Summary
concluding a written settlement agreement was incomplete and unenforceable because it left for future agreement the method for appraising the property to be transferred from the husband to the Wife, which was a material term
Summary of this case from Buckner v. BucknerOpinion
S95A0981.
DECIDED OCTOBER 30, 1995.
Domestic relations. Dawson Superior Court. Before Judge Fuller.
Hulsey, Oliver Mahar, James E. Mahar, Jr., for appellant.
James E. Palmour III, Rex J. McClinton, Thompson, Fox, Chandler, Homans Hicks, Robert B. Thompson, for appellee. Edith Primm, Susan W. Yow, amici curiae.
During the pendency of their divorce, the parties and their attorneys entered into a court-ordered mediation session and emerged with a written settlement agreement. The two provisions of that agreement most pertinent to this appeal were that Mr. Moss would transfer to Ms. Moss real property of a specified value and that the method of appraising the property would be agreed upon by the attorneys. Mr. Moss learned within a few days after the mediation that the agreement would cost him a significant amount in increased tax liability and sought to repudiate the agreement. Ms. Moss filed a motion in the trial court to enforce the agreement. One of the grounds Mr. Moss raised in opposition to the motion to enforce was that the provision in the agreement for the attorneys to agree on a method of appraisal rendered the agreement unenforceable as a mere agreement to agree. The trial court enforced the agreement and incorporated it into the divorce decree. We granted Mr.
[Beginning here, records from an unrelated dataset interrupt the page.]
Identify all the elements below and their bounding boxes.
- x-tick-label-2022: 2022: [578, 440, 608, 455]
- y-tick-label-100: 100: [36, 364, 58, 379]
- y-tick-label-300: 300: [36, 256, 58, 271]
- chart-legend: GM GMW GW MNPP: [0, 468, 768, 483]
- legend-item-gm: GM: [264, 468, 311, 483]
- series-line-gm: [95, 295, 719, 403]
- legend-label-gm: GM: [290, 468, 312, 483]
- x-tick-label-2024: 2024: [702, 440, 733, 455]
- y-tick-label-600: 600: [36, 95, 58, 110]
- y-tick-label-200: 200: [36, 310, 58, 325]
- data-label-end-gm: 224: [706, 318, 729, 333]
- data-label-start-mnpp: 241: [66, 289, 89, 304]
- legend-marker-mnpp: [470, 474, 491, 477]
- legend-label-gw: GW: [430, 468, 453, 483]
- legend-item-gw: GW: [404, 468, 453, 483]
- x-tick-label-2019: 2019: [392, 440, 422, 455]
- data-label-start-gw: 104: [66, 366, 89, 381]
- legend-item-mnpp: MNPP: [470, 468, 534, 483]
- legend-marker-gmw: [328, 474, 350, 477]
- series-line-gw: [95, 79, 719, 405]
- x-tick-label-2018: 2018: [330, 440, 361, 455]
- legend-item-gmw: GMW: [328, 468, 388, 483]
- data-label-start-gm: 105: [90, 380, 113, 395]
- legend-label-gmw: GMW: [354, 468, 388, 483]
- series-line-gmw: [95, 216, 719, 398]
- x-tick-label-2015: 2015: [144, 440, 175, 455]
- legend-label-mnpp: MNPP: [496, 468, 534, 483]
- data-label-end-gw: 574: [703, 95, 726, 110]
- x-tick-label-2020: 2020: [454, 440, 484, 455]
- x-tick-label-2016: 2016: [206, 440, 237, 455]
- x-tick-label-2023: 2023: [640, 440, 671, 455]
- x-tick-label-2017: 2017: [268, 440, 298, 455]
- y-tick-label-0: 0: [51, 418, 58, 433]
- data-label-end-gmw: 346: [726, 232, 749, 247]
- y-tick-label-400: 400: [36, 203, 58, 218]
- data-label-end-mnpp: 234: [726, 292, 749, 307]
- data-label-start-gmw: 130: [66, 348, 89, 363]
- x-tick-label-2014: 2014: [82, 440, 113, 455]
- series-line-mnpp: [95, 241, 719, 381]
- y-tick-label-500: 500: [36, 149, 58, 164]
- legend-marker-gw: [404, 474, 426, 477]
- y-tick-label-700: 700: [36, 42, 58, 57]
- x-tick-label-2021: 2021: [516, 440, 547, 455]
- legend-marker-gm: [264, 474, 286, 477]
Moss's discretionary appeal application to address the issue of whether the agreement reached in mediation and signed by the parties was an enforceable settlement agreement.
The outcome of this appeal is controlled by the holding in Reichard v. Reichard, 262 Ga. 561 (2) ( 423 S.E.2d 241) (1992): "`No contract exists until all essential terms have been agreed to,' [cit.], and the failure to agree to even one essential term means there is `no agreement to be enforced,' [cit.]." Contrary to Ms. Moss's argument on appeal, the evidence does not show that a method of appraisal was agreed upon. The missing term could not be supplied by the trial court because a divorce "decree should . . . accurately reflect a settlement reached by the parties," ( Robinson v. Robinson, 261 Ga. 330, 331 ( 404 S.E.2d 435) (1991)), "and a trial court is not authorized to adopt and incorporate into the final decree and judgment of divorce a purported memorialization of the settlement that contains more substantive terms than the settlement." Reichard, supra at 564. We cannot agree with Ms. Moss that the provision regarding the method of appraisal is merely facilitative and is not a substantive term of the agreement. See Wiley v. Tom Howell Assocs., 154 Ga. App. 235, 238 ( 267 S.E.2d 816) (1980).
This case differs from our recent opinion in Brown v. Brown, 265 Ga. 725 ( 462 S.E.2d 609) (1995), in that this is an original appeal of a judgment whereas that case involved a trial court employing its equitable power to effectuate a judgment as to which the time for appeal had passed and as to which none of the grounds for setting aside a judgment pursuant to OCGA § 9-11-60 (d) were applicable.
We conclude, based on the quoted authorities, that the agreement was incomplete and unenforceable and that the trial court erred in incorporating it in the final decree.
Judgment reversed. All the Justices concur.